Slice the mushrooms into 1/4 inch thick slices. Remove the spongy area underneath the more solid cap of the mushroom. In a bowl, beat the egg and milk. Dip the slices of mushrooom into the egg mixture, dust with bread crumbs. In a large skillet, heat a couple tablespoons of olive oil to medium high. Fry the porcini on both sides, adding more oil as needed, until golden brown. In a 2-quart baking dish, layer sauce, mushrooms, mozzarella, topping layers off with Parmesan cheese. Bake at 350° F for 1 hour.

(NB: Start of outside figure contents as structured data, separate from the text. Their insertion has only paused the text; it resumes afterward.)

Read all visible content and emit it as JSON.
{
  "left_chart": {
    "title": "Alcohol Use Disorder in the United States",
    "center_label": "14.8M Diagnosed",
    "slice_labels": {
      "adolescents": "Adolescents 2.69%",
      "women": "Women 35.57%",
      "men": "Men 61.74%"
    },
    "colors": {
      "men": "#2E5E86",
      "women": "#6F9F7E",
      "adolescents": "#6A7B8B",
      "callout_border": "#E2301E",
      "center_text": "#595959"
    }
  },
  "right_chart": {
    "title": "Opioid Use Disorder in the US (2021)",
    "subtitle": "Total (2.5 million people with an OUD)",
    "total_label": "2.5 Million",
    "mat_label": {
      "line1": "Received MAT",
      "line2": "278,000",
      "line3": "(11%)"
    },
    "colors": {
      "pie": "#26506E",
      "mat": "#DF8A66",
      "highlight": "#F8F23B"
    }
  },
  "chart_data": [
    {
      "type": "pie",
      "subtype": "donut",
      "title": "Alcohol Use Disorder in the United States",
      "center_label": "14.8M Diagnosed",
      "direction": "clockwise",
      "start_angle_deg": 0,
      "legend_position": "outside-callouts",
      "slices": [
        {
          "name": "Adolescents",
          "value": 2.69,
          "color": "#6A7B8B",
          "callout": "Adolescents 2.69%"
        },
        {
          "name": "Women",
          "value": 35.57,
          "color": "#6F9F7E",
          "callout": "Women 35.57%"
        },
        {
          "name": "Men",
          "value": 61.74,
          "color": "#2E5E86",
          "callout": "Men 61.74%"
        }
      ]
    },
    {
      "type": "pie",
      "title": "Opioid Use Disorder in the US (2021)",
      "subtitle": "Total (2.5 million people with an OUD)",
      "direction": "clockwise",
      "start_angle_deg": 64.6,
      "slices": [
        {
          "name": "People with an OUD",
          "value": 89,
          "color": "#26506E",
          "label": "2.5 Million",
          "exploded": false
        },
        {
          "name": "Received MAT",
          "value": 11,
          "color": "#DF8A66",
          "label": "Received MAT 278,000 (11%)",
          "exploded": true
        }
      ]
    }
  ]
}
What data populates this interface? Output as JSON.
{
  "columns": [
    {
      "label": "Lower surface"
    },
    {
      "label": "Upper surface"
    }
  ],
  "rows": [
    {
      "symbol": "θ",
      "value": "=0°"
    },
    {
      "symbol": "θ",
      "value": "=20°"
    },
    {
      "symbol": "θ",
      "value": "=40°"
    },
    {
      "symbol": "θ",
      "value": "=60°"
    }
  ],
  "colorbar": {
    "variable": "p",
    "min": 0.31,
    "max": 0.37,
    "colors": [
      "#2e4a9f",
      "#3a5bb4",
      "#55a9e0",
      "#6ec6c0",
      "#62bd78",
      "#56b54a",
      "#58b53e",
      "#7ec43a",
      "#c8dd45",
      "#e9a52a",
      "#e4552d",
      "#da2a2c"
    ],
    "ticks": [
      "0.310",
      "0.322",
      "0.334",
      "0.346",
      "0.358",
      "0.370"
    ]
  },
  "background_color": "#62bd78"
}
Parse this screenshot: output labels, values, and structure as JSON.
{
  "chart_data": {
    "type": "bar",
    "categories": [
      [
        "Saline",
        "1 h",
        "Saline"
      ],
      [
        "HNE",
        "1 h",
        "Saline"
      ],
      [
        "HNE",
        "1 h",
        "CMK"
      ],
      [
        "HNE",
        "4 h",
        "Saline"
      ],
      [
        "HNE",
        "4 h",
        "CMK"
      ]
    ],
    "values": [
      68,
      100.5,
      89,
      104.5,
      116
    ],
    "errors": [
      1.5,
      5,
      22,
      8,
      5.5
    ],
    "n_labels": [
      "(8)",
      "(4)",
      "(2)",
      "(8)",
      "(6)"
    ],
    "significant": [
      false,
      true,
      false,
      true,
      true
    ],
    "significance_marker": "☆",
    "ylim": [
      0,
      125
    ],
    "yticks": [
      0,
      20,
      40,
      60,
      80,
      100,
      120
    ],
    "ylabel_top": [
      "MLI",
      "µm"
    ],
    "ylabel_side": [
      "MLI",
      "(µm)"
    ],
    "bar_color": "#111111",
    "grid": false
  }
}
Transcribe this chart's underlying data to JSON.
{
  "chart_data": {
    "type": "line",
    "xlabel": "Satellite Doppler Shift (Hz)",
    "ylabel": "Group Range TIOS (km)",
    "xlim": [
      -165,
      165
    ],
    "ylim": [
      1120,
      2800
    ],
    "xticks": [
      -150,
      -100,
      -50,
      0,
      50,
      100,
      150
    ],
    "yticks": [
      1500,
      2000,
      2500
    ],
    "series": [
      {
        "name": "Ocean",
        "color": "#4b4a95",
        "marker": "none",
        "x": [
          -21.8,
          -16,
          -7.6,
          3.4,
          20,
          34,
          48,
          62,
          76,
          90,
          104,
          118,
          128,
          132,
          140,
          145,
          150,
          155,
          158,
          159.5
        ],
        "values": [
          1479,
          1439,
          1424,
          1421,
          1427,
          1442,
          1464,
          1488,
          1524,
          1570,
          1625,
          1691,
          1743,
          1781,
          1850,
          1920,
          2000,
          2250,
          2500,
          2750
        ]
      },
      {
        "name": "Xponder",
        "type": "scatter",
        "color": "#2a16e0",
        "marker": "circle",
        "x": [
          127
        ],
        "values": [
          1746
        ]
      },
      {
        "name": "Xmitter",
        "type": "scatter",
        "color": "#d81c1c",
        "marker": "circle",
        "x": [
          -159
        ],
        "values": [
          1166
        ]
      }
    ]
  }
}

Like many stews and casseroles, this dish is even better the following day, after the flavors are allowed to seep into the mushrooms. You may want to make it ahead of time and reheat it when you want to eat it.
Serves 4-6.
porcini mushroom and barley soup with pancetta
Ingredients
4 ounces pancetta or thick bacon slices, cut into 1/2-inch-wide strips
1/2 cup chopped shallots
1/2 cup finely chopped carrots
1/2 cup finely chopped celery
2 garlic cloves, minced
2 cups water
2 cups beef stock or canned beef broth
1 1/2 cups chicken stock or canned
low-salt chicken broth
1/2 cup pearl barley
1/2 ounce dried porcini mushrooms,* brushed clean of grit
2 large Swiss chard leaves, thinly sliced crosswise (about 2 cups packed)
Extra-virgin olive oil
Shaved Romano cheese
Method
Cook pancetta in heavy large pot over medium-high heat until crisp, about 6 minutes (if using bacon, drain off excess drippings). Add shallots, carrots, celery and garlic to pancetta in pot; cook until soft, about 5 minutes. Add 2 cups water, both stocks, barley and porcini and bring to boil. Reduce heat; simmer until barley is tender, stirring occasionally, about 40 minutes. (Can be made 1 day ahead. Cool slightly. Refrigerate uncovered until cold, then cover and refrigerate. Bring to simmer before continuing.)
Add chard to soup; cook until wilted, about 1 minute. Ladle soup into bowls. Drizzle with oil. Top with cheese.